Justice and Flowers are friends and she has publicly endorsed him in the sheriff’s race. They are known to have exchanged numerous text messages about the cyberstalking investigation.

There is no obvious similar connection between Justice and Zudans.

“I don’t really have anything to do with the School Board, so I don’t know what they’re looking for,” Zudans said, adding he and Justice are friendly but not close friends. “It’s probably a fishing expedition by somebody who doesn’t like the three of us.”

The plaintiff, identified only as “John Doe, aka saveverobeach@gmail.com” in the court filing, claims the district has refused or ignored numerous and repeated requests for the documents made last month under Florida’s public records law.

In addition to a court order for the requested records, the plaintiff also is asking the judge to order the district to pay his attorney’s fees, administrative costs and any “further relief as this court may deem appropriate,” the lawsuit states.

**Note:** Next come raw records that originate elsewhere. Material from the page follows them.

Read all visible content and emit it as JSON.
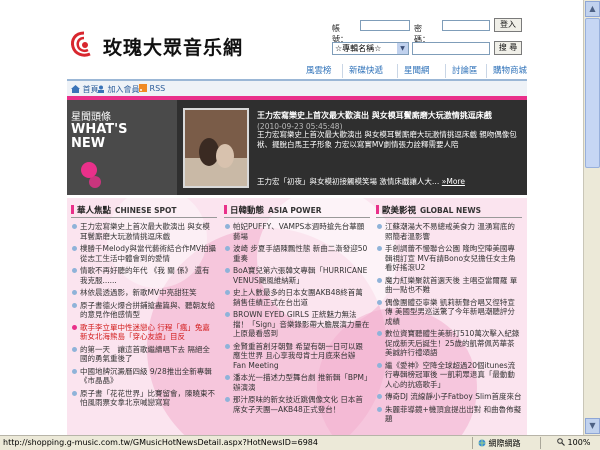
{
  "header": {
    "logo_text": "玫瑰大眾音乐網",
    "login": {
      "account_label": "帳號：",
      "password_label": "密碼：",
      "login_button": "登入"
    },
    "search": {
      "select_value": "☆專輯名稱☆",
      "search_button": "搜 尋"
    },
    "nav_tabs": [
      "風雲榜",
      "新碟快遞",
      "星聞網",
      "討論區",
      "購物商城"
    ]
  },
  "subbar": {
    "home": "首頁",
    "join": "加入會員",
    "rss": "RSS"
  },
  "headline": {
    "label": "星聞頭條",
    "en_line1": "WHAT'S",
    "en_line2": "NEW",
    "title": "王力宏寫樂史上首次最大歡演出 與女模耳鬢廝磨大玩激情挑逗床戲",
    "date": "(2010-09-23 05:45:48)",
    "description": "王力宏寫樂史上首次最大歡演出 與女模耳鬢廝磨大玩激情挑逗床戲 親吻偶像包袱、擺脫白馬王子形象 力宏以寫實MV劇情張力詮釋需要人陪",
    "second": "王力宏「初夜」與女模初接觸模笑場 激情床戲讓人大…",
    "more": "»More"
  },
  "columns": [
    {
      "title": "華人焦點",
      "title_en": "CHINESE SPOT",
      "items": [
        {
          "text": "王力宏寫樂史上首次最大歡演出 與女模耳鬢廝磨大玩激情挑逗床戲"
        },
        {
          "text": "樸勝千Melody與當代藝術結合作MV拍攝 從志工生活中體會到的愛情"
        },
        {
          "text": "情歌不再好聽的年代 《我 關 係》 還有我克服......"
        },
        {
          "text": "林依晨透過影，新歌MV中亮甜狂笑"
        },
        {
          "text": "原子書德火爆合拼鋪搶盡篇與、聽朝友給的意見作他感情型"
        },
        {
          "text": "歌手李立單中性迷戀心 行程「瘋」兔嘉新女北海熊島「穿心友誼」目反",
          "highlight": true
        },
        {
          "text": "的第一天　讓這首歌繼續唱下去 隔絕全國的勇氣重後了"
        },
        {
          "text": "中國地牌沉澱曆四級 9/28推出全新專輯《市晶晶》"
        },
        {
          "text": "原子書「花花世界」比賽留會，陳曉東不怕風雨票女拿北京喊戀寫寫"
        }
      ]
    },
    {
      "title": "日韓動態",
      "title_en": "ASIA POWER",
      "items": [
        {
          "text": "帕妃PUFFY、VAMPS本週時搶先台華願藝場"
        },
        {
          "text": "波崎 步夏手語陳飄性態 新曲二漸發迎50重奏"
        },
        {
          "text": "BoA寶兒第六張韓文專輯「HURRICANE VENUS颶風維納斯」"
        },
        {
          "text": "史上人數最多的日本女團AKB48終首萬銷售佳績正式在台出道"
        },
        {
          "text": "BROWN EYED GIRLS 正統魅力無法擋！「Sign」音樂錄影帶大膽展演力量在上原最看感到"
        },
        {
          "text": "金賢重首創牙朝聲 希望有朝一日可以跟應生世界 且心享我母肯士月底來台辦 Fan Meeting"
        },
        {
          "text": "潘本光一描述力型舞台劇 推新輯「BPM」辦演演"
        },
        {
          "text": "那汁原味的新女技近跳偶像文化 日本首席女子天團—AKB48正式登台！"
        }
      ]
    },
    {
      "title": "歐美影視",
      "title_en": "GLOBAL NEWS",
      "items": [
        {
          "text": "江蘇潮湯大不易總戒美食力 溫湧寫底的照簡者溫影響"
        },
        {
          "text": "手創調蕾不慢聯合公園 隆昫空陣美國專輯視訂宣 MV有請Bono女兒擔任女主角看好搖滾U2"
        },
        {
          "text": "魔力紅樂聚就首選天後 主唱亞當爾羅 單曲一點也不難"
        },
        {
          "text": "偶像團體亞寧樂 凱莉新聲合唱又徑特宣傳 美國型男巡送驚了今年新唱潮聽評分成績"
        },
        {
          "text": "數位資寶聽體生美新打510萬次擊入紀錄 促成新天后誕生！25歲的凱蒂佩芮華茶美誠許行禮頌語"
        },
        {
          "text": "繼《愛神》空降全球超過20個itunes流行專輯榜冠軍後 一凱莉眾退真「最動動人心的抗癌歌手」"
        },
        {
          "text": "傳奇DJ 流線靜小子Fatboy Slim首度來台"
        },
        {
          "text": "朱麗菲導鏡+機頂盒提出出對 和曲魯佈擬題"
        }
      ]
    }
  ],
  "status": {
    "url": "http://shopping.g-music.com.tw/GMusicHotNewsDetail.aspx?HotNewsID=6984",
    "zone": "網際網路",
    "zoom": "100%"
  },
  "colors": {
    "accent": "#e9308a",
    "nav_blue": "#2c70b8",
    "headline_bg": "#2f2f2f"
  }
}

The school district, school district superintendent (now Dr. David Moore), School Board and Justice are named as defendants in the lawsuit.

School district Public Information Officer Cristen Maddux said the district “does not comment on open litigation.” Justice did not respond to a text message seeking comment.

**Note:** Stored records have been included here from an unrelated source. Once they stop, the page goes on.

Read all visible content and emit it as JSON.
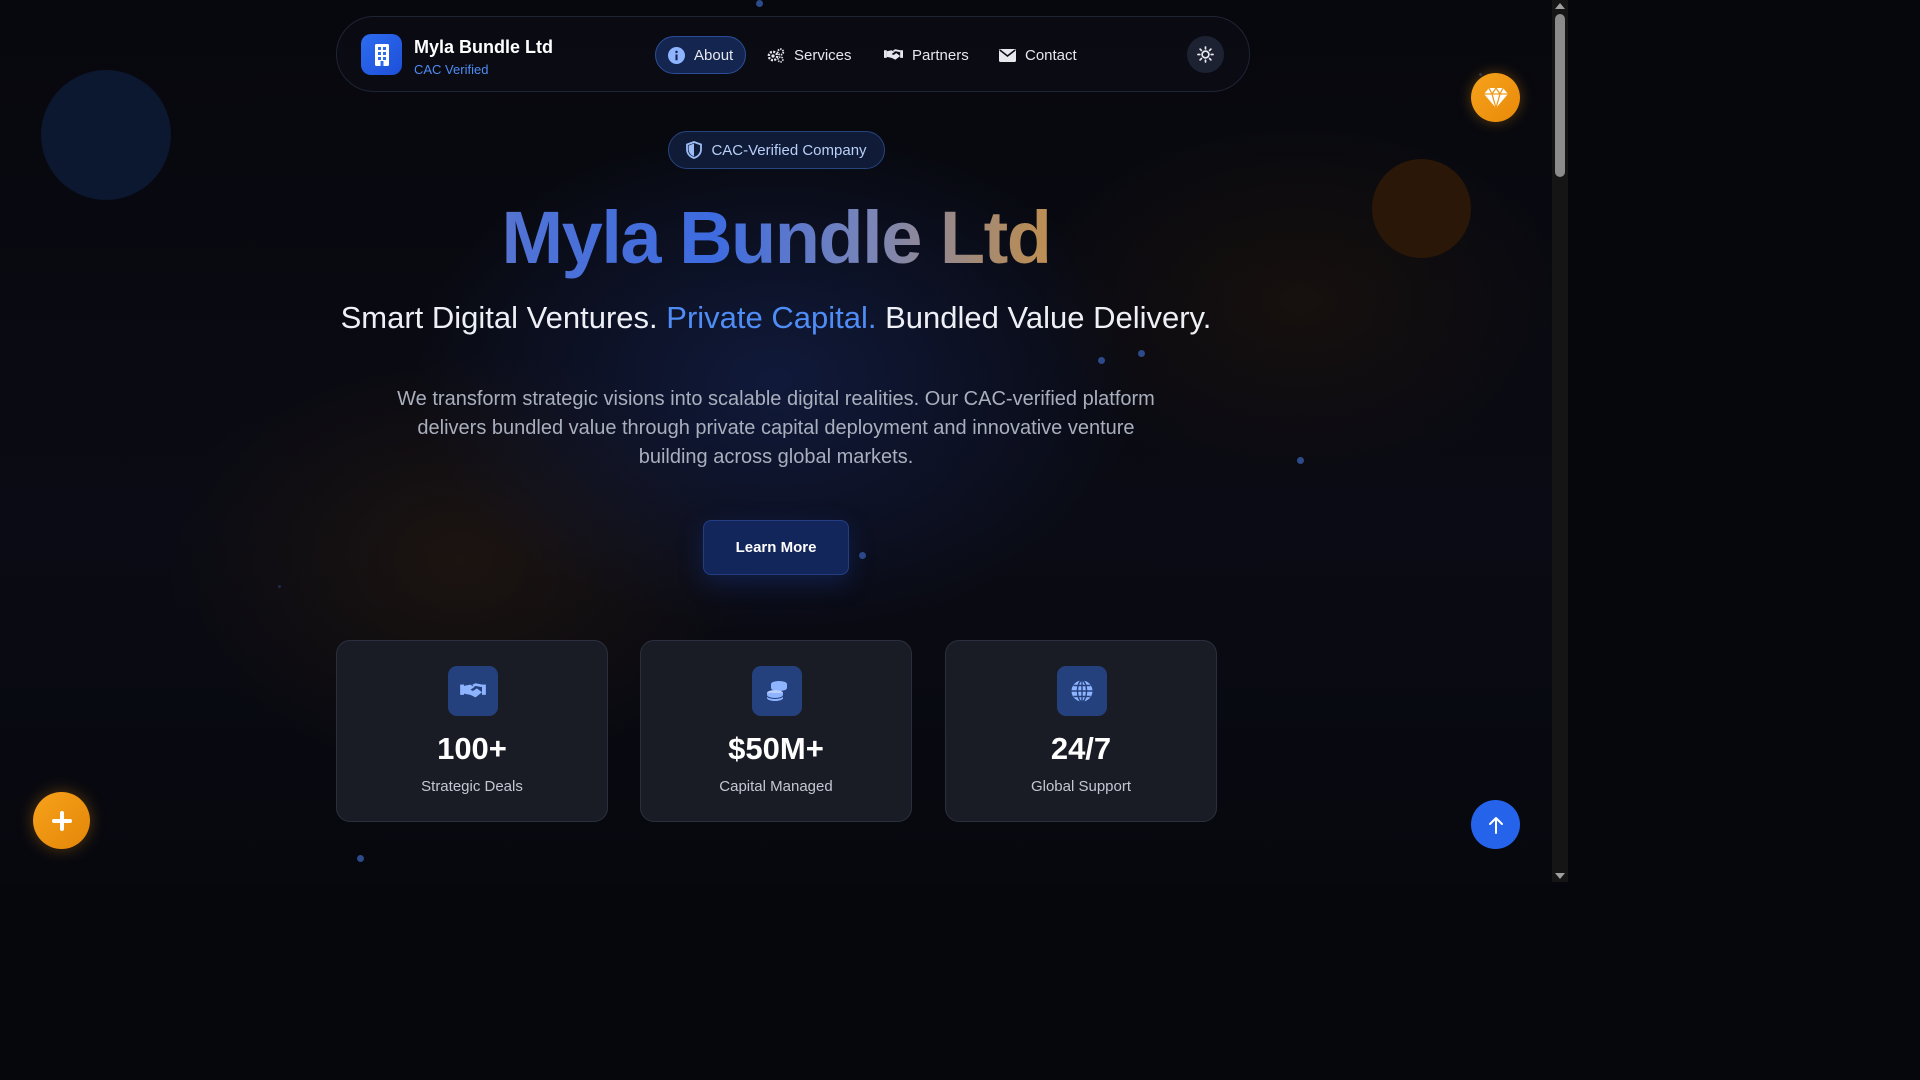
{
  "nav": {
    "brand_name": "Myla Bundle Ltd",
    "brand_sub": "CAC Verified",
    "items": [
      {
        "label": "About",
        "icon": "info-icon",
        "active": true
      },
      {
        "label": "Services",
        "icon": "gears-icon",
        "active": false
      },
      {
        "label": "Partners",
        "icon": "handshake-icon",
        "active": false
      },
      {
        "label": "Contact",
        "icon": "envelope-icon",
        "active": false
      }
    ],
    "theme_icon": "sun-icon"
  },
  "hero": {
    "badge": "CAC-Verified Company",
    "title": "Myla Bundle Ltd",
    "tagline_start": "Smart Digital Ventures.",
    "tagline_highlight": "Private Capital.",
    "tagline_end": "Bundled Value Delivery.",
    "description": "We transform strategic visions into scalable digital realities. Our CAC-verified platform delivers bundled value through private capital deployment and innovative venture building across global markets.",
    "cta": "Learn More"
  },
  "stats": [
    {
      "value": "100+",
      "label": "Strategic Deals",
      "icon": "handshake-icon"
    },
    {
      "value": "$50M+",
      "label": "Capital Managed",
      "icon": "coins-icon"
    },
    {
      "value": "24/7",
      "label": "Global Support",
      "icon": "globe-icon"
    }
  ],
  "floating": {
    "gem_icon": "gem-icon",
    "plus_icon": "plus-icon",
    "up_icon": "arrow-up-icon"
  },
  "colors": {
    "accent_blue": "#4f8cf5",
    "accent_orange": "#f2a62a",
    "background": "#06070c",
    "card": "#1a1c25"
  }
}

The plaintiff’s Rockledge-based attorney, Catherine Jones, did not return multiple phone calls to her law office.

The case has been assigned to Circuit Court Judge Janet Croom in Indian River County.

The lawsuit states the plaintiff made “numerous public records requests” on Nov. 12 and Nov. 13 related to Justice’s use of her district-provided cellphone, electronic mail account and social media accounts, but the district had produced only one of the many records sought at the time the lawsuit was filed.

According to the lawsuit, Justice received the record requests and forwarded them to Brenda Davis, the superintendent’s administrative assistant and designated “custodian” of public records requests presented to the district.

As of last week, the records still hadn’t been provided.

Under Chapter 119 of the Florida Statutes – more commonly known as the “Public Records Law” – any records made or received by any public agency in the course of its official business are available for inspection, unless specifically exempted by the Legislature.

Those records include tapes, voice recordings, photographs, film and records stored in computers, cellphones and other devices.